Nie będę robił tego tutaj, bo wstyd ma jednak cenę dużo wyższą niż frajda podzielenia się z Państwem ryzykownymi hipotezami. Zwrócę jednak uwagę na coś, co jednak warte jest uwzględniania, kiedy chcemy poważnie zajmować się rozmową o jakiejkolwiek dziedzinie sztuki. Owszem, ona, jak polityka – jest królestwem emocji, ale podobnie, jak w polityce – emocjami należy umieć kierować. One powinny być narzędziem do budowania sensu, któremu oprócz nich, służą jeszcze inne składniki, których mieszanka w odpowiednich proporcjach pozwala nie tylko określić, czy coś jest nastawione na formę czy na treść, najczęściej będąc gdzieś pomiędzy – rzecz jasna. Czy w nieistniejącej rzeźbie jest forma, za którą stoi warsztat, materiał, wprawna ręka i więcej widzące oko? Czy jest treść? Tutaj można oczywiście próbować bronić twierdzenia, że za nią odpowiada wyobraźnia odbiorcy. Jednak, jeśli dzieło sztuki zależy tylko i wyłącznie od wyobraźni odbiorcy to po co twórca? A co, jeśli przechodząc obok takiego niewidzialnego dzieła sztuki, nie zauważę go, pominę, nie rozpoznam? Czy ono jeszcze istnieje?

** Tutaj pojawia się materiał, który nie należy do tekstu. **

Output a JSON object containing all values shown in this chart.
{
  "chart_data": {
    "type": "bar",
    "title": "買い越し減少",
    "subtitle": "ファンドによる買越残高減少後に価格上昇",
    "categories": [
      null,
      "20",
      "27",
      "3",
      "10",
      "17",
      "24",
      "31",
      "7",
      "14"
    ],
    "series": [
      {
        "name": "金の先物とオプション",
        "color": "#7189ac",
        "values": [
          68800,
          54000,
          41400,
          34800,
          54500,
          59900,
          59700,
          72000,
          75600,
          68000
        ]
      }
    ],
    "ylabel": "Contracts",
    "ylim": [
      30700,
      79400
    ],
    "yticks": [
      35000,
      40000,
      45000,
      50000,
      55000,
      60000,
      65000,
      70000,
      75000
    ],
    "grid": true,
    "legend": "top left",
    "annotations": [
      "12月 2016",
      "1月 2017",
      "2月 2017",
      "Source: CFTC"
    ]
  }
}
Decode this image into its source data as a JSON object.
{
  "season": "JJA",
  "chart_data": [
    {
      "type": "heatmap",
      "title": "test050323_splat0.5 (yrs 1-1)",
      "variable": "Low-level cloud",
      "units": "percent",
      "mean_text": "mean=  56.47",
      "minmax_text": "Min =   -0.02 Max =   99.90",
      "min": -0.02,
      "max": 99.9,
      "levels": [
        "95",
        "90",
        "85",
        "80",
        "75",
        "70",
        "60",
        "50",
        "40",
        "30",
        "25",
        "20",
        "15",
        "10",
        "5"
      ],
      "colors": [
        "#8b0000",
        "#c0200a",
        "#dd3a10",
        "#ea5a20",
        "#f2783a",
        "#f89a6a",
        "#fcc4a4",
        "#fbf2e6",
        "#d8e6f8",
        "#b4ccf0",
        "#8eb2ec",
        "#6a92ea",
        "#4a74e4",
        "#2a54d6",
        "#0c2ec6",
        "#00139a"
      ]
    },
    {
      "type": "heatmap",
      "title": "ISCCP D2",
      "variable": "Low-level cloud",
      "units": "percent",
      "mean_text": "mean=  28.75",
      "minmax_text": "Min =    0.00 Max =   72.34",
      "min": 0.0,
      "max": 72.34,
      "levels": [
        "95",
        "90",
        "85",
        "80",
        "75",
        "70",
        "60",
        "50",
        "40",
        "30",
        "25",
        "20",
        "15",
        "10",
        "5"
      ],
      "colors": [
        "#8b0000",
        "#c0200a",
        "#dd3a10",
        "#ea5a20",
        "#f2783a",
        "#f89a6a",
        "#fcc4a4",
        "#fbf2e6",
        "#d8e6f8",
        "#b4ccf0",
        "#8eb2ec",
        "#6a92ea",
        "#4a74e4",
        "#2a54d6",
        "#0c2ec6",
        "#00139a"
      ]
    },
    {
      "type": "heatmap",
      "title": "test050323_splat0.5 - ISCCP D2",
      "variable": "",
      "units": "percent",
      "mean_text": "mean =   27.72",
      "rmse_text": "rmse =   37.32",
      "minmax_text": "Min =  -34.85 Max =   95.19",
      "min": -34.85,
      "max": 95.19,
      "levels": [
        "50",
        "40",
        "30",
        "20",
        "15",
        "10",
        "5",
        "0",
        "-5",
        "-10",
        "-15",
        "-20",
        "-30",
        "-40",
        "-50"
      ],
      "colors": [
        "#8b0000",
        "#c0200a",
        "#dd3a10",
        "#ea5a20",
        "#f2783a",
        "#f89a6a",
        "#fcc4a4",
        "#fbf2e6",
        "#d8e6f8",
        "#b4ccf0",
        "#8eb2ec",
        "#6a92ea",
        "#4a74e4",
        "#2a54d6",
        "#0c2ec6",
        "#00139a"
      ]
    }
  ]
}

No więc warto jednak, jeśli trzydzieści lat temu spędzało się młodość między blokami, kultywować dosyć tradycyjny nurt kina albo muzyki, jak kto woli, jakim jest/był teledysk. Piszę o tym nieistniejącym dziele, ponieważ zupełnie niedawno usłyszałem, że przestała istnieć stacja telewizyjna, która teledyskiem „Personal Jesus” zespołu Depeche Mode wprowadziła do naszego mieszkania prawdziwy Zachód. Wytęskniony, kolorowy, bogaty – pełen dobrej muzyki i markowych ciuchów. Wprowadziła też prawdziwe teledyski, które przy naszych studyjnych produkcjach z kartonu, pomysłów, inwencji i dobrych chęci, wyglądały jak Bentley przy Polonezie Caro, którego „kupi, ten kto jest naprawdę…”, jak śpiewała Apteka.
Niemal biegłem ze szkoły, żeby na ruskim „Rubinie” włączyć po raz pierwszy „kablówkę”. Pstryk, a jako jedyny – jeszcze próbny kanał – MTV i Gore oraz Gahan w jakimś czarno-białym pueblo wypełnionym obnoszącymi się ze swoją żałobą Senioritami. Już nigdy nie przestałem myśleć o tej piosence inaczej niż w czerni i bieli, chociaż basista miał jakąś rdzawą zamszówkę kowbojską dla kontrastu. Już na zawsze piosenka kojarzy mi się z pragnieniem, z gorąca drgającym powietrzem, niepokojąco niejednoznacznymi żałobniczkami i poczuciem jakiegoś zupełnego oddalenia.
Proszę sobie teraz wyobrazić, gdyby zamiast scenarzysty, reżysera, operatora, dźwiękowca, statystów, melodii, rytmu, barw i śpiewu, a na koniec tekst ktoś powiedziałby, że w tej części pustej przestrzeni jest teledysk pod tytułem „Personal Jesus”. Kto z Państwa, ale szczerze, odtworzyłby sobie w głowie takie arcydziełko?